If you want to deal with inexperienced baristas, astronomical prices and confusing drink sizes, all to buy an average tasting coffee, go to Starbucks.

If it is your first time at Starbucks, the system will be baffling.

Instead of using the standard sizes ­— small, medium, and large ­— Starbucks uses tall, grande and venti.

At any other coffee chain, all of these names mean large. At Starbucks they seem to mean small, slightly bigger than small, and huge. The portions require fixing.

Following customer instructions does not seem to be part of a Starbucks’s employee’s job description.

If you ask for light ice in your drink, the barista will fill the cup with ice. You won’t fully enjoy your drink because the melting ice washes the flavor away.
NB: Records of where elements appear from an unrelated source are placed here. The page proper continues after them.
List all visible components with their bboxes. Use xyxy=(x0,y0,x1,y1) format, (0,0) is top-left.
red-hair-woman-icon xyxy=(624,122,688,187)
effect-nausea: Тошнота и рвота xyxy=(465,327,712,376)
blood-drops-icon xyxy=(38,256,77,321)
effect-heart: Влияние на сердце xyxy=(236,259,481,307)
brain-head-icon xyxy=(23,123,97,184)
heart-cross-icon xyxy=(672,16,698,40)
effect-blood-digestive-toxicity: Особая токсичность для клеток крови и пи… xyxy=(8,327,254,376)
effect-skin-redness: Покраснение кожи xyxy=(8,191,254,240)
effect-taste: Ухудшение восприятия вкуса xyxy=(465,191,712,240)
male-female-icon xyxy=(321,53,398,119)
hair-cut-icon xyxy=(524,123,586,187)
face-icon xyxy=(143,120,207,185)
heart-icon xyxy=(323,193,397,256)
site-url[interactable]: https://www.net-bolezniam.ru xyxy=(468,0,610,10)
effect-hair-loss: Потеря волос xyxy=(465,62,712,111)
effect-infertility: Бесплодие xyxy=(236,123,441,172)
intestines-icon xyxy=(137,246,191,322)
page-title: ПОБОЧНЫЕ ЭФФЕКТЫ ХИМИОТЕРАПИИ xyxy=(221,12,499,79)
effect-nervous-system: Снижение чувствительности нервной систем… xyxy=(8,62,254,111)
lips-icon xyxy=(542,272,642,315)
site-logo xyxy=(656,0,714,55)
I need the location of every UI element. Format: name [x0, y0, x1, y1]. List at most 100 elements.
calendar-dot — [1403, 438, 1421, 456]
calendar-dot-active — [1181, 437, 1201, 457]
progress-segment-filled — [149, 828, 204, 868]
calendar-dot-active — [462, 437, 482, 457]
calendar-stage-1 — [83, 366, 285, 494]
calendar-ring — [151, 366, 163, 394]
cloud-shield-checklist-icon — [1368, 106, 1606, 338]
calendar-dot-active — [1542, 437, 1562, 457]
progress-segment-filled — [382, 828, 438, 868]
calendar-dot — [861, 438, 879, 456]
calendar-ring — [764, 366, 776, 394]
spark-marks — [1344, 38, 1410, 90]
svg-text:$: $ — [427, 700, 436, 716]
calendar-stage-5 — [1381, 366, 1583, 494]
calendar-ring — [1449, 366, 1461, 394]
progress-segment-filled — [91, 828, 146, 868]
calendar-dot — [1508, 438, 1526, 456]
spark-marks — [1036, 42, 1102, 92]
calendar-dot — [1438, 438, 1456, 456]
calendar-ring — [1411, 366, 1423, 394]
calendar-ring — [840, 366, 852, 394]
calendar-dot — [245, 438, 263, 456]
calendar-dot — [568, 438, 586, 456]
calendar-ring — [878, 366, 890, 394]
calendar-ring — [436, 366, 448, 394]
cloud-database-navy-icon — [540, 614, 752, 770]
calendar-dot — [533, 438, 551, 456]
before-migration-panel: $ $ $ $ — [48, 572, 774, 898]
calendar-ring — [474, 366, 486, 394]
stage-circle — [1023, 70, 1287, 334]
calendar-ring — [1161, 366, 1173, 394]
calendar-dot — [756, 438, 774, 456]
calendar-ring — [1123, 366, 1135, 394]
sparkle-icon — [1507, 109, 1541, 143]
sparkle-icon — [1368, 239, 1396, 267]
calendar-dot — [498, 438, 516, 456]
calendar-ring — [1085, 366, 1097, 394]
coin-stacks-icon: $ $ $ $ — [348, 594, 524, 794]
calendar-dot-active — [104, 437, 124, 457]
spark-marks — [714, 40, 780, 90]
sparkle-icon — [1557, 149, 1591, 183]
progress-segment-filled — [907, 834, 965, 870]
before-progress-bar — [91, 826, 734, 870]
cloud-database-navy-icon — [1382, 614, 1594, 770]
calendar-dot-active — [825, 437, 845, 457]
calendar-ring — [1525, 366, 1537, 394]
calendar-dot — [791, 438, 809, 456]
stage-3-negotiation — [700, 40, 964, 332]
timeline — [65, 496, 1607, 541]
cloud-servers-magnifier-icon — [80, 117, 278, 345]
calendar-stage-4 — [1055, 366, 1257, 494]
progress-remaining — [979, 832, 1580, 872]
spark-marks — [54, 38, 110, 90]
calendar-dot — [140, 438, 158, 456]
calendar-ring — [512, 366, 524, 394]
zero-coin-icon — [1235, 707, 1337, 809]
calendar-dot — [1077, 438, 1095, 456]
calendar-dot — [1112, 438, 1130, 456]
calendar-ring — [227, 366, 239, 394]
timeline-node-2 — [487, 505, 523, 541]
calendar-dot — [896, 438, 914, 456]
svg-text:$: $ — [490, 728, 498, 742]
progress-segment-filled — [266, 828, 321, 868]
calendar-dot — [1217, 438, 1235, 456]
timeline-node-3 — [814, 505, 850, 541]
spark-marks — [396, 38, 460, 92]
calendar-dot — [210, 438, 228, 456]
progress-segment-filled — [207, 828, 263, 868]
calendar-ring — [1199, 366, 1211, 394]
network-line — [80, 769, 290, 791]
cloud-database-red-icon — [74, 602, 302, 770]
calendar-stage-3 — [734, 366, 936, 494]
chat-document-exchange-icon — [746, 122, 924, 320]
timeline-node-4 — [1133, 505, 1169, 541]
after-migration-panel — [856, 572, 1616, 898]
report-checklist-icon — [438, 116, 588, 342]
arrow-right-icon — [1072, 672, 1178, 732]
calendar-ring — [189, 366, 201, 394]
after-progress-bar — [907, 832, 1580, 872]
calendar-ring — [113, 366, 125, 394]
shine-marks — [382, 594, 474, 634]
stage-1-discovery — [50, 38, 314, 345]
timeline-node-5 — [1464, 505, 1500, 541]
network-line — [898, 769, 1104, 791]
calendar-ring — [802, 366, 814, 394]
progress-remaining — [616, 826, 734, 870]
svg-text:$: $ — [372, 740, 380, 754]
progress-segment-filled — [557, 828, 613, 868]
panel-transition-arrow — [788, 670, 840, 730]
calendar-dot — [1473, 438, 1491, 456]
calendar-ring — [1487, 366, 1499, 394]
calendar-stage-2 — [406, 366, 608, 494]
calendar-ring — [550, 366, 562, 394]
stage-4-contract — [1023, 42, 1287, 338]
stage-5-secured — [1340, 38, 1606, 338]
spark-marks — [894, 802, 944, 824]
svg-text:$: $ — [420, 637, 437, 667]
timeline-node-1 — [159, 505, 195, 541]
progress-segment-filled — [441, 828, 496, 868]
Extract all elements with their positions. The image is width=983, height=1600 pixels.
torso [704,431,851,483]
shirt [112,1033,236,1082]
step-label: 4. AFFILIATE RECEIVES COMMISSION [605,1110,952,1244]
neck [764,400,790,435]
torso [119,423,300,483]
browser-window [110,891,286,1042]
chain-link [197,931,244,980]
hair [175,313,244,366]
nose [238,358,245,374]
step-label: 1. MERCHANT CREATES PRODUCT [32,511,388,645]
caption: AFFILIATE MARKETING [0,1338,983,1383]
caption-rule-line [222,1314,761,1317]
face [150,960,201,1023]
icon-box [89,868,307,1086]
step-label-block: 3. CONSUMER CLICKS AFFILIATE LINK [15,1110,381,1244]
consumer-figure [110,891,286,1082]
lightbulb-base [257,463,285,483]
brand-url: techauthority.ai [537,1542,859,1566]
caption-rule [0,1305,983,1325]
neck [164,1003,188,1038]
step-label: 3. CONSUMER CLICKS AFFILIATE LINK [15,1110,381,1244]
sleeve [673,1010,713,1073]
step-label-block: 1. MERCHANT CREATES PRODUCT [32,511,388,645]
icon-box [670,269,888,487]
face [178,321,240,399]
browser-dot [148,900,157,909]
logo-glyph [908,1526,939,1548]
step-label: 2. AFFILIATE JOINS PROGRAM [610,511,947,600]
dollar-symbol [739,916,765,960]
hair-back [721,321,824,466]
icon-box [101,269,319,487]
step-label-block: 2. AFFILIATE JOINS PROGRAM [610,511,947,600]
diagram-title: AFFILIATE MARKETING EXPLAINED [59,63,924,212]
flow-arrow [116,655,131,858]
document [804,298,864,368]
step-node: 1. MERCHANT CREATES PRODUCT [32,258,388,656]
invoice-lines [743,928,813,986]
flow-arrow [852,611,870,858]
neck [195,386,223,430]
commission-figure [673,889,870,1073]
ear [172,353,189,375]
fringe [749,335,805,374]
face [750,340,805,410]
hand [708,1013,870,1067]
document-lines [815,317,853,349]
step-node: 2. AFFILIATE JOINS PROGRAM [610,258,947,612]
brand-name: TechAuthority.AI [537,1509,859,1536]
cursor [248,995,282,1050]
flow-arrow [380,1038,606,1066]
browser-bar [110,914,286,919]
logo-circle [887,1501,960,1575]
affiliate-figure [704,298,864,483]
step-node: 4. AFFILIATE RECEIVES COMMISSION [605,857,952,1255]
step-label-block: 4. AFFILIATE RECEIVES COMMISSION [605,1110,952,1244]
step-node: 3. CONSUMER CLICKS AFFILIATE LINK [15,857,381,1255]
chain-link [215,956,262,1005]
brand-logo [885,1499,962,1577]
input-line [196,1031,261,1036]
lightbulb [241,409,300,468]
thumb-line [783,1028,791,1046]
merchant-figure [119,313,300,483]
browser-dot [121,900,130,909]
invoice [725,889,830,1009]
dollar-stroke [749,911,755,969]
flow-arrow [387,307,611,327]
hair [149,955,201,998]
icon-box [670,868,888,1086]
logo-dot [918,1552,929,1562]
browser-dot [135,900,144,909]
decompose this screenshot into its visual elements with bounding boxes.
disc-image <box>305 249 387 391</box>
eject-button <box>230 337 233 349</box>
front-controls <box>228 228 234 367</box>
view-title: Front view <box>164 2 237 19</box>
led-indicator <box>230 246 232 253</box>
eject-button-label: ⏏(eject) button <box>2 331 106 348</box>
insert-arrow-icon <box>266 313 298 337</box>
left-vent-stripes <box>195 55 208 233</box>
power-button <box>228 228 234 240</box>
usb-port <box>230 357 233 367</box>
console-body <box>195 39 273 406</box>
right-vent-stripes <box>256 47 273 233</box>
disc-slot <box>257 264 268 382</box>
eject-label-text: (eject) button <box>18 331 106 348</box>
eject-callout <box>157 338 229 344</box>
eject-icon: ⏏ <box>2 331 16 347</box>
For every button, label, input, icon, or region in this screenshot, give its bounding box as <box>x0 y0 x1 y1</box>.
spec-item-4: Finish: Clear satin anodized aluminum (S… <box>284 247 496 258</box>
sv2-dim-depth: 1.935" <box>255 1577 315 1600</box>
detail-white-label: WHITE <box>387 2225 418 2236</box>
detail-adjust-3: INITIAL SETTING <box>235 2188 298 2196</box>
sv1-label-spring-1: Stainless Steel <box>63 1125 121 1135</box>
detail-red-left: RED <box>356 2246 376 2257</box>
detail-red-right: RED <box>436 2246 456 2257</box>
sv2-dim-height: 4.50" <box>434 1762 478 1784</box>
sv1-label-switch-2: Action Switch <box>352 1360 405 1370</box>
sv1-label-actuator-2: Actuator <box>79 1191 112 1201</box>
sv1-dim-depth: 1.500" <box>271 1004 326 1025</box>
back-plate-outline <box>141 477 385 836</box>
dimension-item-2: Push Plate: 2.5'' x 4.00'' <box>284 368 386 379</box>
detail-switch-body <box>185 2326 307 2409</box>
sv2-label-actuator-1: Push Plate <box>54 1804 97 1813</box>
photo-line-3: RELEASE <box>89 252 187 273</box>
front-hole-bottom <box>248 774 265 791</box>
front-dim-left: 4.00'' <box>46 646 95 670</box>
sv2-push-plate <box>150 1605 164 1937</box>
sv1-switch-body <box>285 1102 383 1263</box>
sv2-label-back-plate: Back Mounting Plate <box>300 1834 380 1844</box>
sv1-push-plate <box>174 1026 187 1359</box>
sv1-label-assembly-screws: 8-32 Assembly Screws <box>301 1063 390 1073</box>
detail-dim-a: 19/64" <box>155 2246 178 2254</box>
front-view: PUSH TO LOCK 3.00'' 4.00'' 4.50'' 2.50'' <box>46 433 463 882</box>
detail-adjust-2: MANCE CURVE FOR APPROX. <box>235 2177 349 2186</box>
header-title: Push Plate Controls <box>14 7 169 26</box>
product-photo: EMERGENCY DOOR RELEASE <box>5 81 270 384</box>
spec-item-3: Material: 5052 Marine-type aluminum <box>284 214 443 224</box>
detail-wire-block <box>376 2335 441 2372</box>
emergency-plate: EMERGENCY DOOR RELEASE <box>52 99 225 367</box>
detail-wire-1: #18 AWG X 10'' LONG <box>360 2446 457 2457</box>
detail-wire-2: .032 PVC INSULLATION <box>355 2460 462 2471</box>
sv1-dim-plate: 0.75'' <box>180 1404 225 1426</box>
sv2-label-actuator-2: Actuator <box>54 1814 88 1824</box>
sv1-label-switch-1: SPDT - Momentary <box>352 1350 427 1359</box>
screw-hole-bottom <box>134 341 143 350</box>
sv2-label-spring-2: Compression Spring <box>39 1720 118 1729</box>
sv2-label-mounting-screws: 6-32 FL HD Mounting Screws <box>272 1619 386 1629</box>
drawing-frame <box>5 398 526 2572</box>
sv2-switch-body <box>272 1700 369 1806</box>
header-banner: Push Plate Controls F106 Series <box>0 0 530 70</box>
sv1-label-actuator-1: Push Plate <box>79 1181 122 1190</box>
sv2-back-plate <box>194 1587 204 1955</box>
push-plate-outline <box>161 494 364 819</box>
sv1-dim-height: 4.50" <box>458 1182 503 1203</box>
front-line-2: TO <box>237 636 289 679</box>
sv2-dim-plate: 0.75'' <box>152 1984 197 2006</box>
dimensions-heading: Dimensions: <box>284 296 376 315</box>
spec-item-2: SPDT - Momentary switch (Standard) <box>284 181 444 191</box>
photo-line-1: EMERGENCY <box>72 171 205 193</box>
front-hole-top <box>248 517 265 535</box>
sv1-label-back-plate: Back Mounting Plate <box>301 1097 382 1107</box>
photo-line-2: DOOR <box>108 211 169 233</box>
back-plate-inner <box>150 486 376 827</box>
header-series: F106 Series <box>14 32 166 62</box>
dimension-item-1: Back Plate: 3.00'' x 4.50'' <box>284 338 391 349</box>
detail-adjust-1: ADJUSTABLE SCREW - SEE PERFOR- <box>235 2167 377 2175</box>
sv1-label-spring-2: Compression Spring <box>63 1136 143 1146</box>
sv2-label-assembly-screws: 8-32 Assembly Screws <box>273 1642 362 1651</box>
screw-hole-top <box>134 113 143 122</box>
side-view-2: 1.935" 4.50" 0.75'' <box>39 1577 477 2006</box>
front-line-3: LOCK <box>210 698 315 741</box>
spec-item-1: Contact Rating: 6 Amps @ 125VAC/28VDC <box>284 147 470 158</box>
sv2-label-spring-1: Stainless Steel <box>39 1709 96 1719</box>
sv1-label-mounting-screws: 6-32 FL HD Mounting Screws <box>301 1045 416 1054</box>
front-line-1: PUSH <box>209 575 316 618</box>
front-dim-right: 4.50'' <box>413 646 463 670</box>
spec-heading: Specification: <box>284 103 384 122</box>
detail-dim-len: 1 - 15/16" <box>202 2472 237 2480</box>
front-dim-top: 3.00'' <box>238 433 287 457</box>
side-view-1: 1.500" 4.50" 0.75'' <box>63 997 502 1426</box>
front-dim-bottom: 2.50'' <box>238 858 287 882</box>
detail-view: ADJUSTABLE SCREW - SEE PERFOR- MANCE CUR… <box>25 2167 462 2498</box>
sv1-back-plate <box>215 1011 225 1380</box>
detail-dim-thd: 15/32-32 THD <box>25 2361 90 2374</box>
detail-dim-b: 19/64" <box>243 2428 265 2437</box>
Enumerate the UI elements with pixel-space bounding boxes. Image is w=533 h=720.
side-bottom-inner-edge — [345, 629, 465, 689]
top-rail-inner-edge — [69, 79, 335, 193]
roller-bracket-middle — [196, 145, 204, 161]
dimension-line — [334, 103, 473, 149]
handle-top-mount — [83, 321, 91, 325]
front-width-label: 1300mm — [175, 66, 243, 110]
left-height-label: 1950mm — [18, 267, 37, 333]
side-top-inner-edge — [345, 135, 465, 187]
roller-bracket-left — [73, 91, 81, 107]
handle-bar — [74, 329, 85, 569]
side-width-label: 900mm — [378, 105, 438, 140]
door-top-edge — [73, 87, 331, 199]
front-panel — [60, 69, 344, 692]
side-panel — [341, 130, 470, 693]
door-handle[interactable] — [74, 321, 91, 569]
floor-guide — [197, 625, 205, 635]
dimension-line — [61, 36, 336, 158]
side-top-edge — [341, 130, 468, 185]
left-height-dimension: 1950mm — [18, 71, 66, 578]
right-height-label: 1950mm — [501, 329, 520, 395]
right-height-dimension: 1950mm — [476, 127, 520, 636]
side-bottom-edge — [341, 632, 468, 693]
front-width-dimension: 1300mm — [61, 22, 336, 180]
Starbucks employees are bright and cheerful and always ask for your name. Then they seem to forget it and make up a name that sort of sounds like the one you gave them.

They don’t ask you to remind them what your name is.

This amnesia slows customers down. If you stop at Starbucks before class you might still be late because you will stand around for 15 minutes before you realize the barista was calling the name he or she thought you gave.

The bucks part of Starbucks is accurate.

If you walk in to buy your morning coffee, you will leave at least $4 poorer every day. You can make better coffee at home for a tenth of the cost.

There is a lack of organization between separate Starbucks locations.

In theory, the company has a secret menu that you can order from, but half of the time the employee denies the secret menu exists.

While you may occasionally have a positive experience at Starbucks, most of your visits will require you to endure a multitude of inconveniences for a subpar cup of coffee.